Primeiro mostraremos as reais consequências de uma desvalorização cambial. Depois mostraremos porque a resposta de Pessoa à Belluzzo tem graves problemas, ao acreditar que outras variantes de subsídio podem ser a solução.

Poder de Compra e Taxas de Câmbio

Embora explicar decentemente a lógica de funcionamento de uma taxa de câmbio iria requerer muito mais tempo e caracteres do que estamos dispostos a fornecer, faremos um breve contexto.

O poder de compra de uma moeda consiste nos bens que uma unidade monetária é capaz de comprar, bens esses que podem ser bens presentes ou bens futuros (mercado a termo, por exemplo). Dentre seus determinantes temos: (1) oferta monetária; (2) oferta de bens; (3) demanda por encaixes monetários; (4) demanda por estoques de bens.

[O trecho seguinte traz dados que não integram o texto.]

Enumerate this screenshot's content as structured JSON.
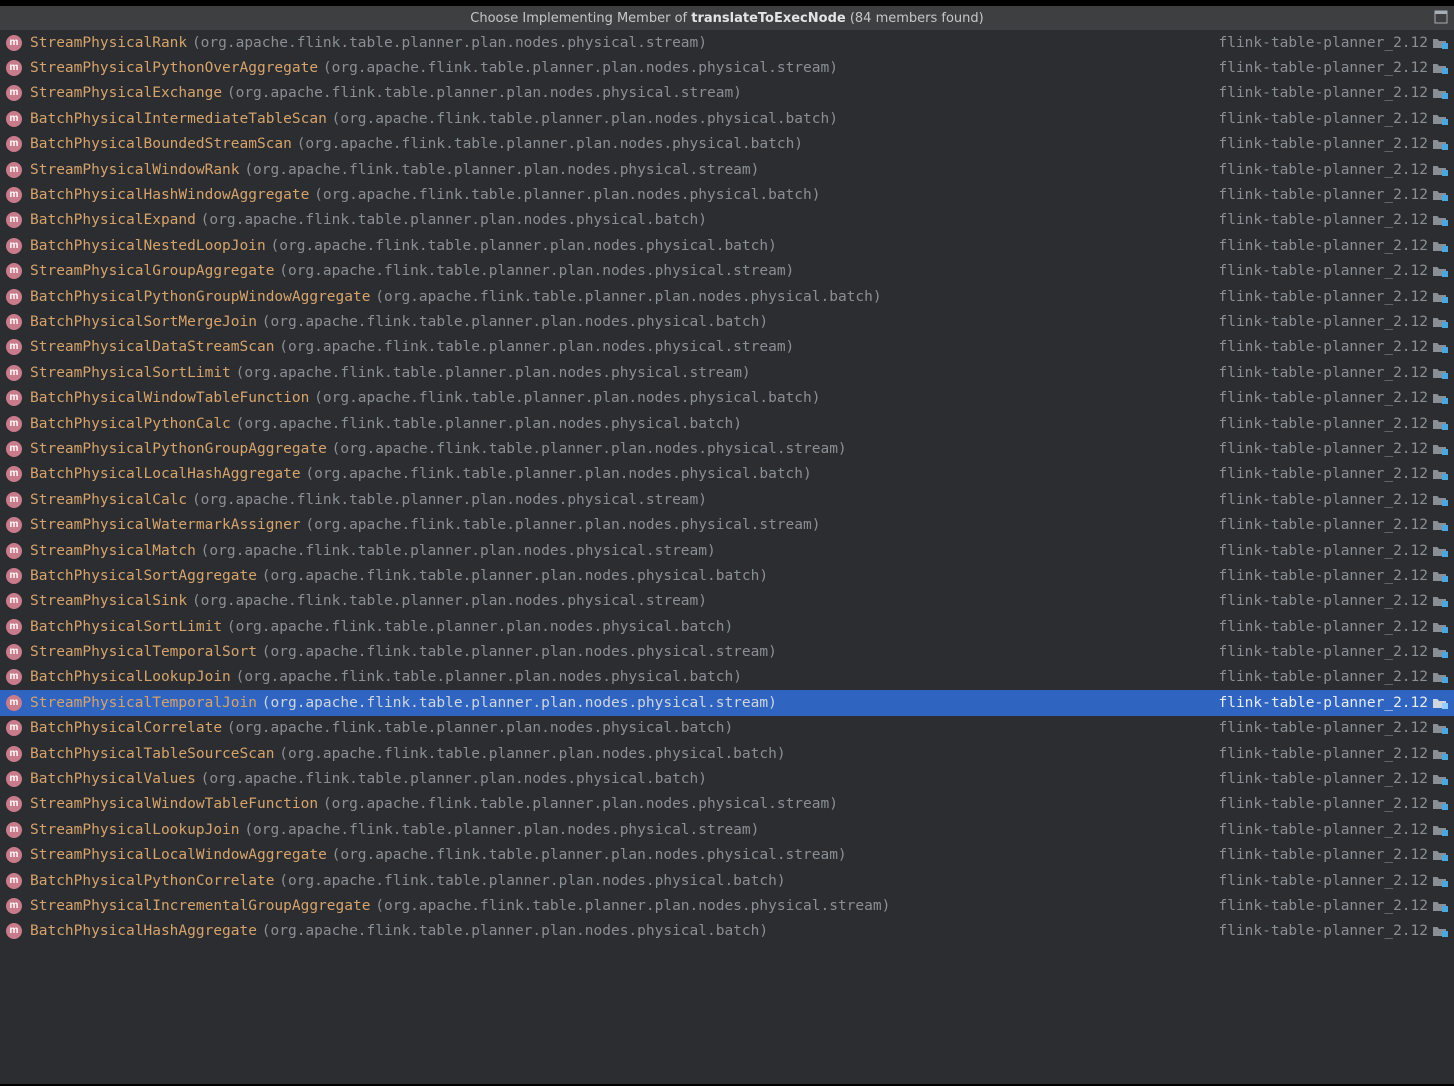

  • Quanto mais unidades monetárias passam a existir devido à ação dos bancos centrais e bancos comerciais sob o regime de reservas fracionárias, considerandotudo mais constante, menor será o poder de compra de cada unidade monetária. Isso porque nesse cenário os indivíduos que recebem as novas unidades monetárias irão comprar um estoque finito de bens utilizando as mesmas, pressionando os preços para cima.
  • Considerando tudo mais constante, quanto mais bens são produzidos, maior será o poder de compra da unidade monetária, conforme os vendedores aceitam preços mais baixos pelos bens adicionais. Crescimento econômico por si só, portanto, reduz preços.
  • Ainda considerando tudo mais constante, uma maior demanda por saldos em conta corrente ou papel moeda no bolso tende a aumentar o poder de compra da moeda. O incentivo para manter moeda disponível é a incerteza (caso contrário bastaria aplicar a juros e sacar quando previsto necessário), e os saldos adicionais podem vir tanto de uma redução de gastos em consumo ou gastos com investimentos.
  • Por fim, uma maior demanda por estoques de bens disponíveis reduzirá o poder de compra da moeda via redução da oferta de bens ofertados em troca de moeda a um dado preço. O incentivo para manter estoques de bens novamente consiste na incerteza – empreendedores ou consumidores consideram que a disponibilidade do bem vale mais do que vendê-lo por moeda.

Para todas essas deduções o raciocínio inverso se aplica – menor demanda por saldos em conta corrente e menor oferta de bens produzidos reduzem o poder de compra; menor oferta de moeda e menor demanda por bens em estoque aumenta o poder de compra.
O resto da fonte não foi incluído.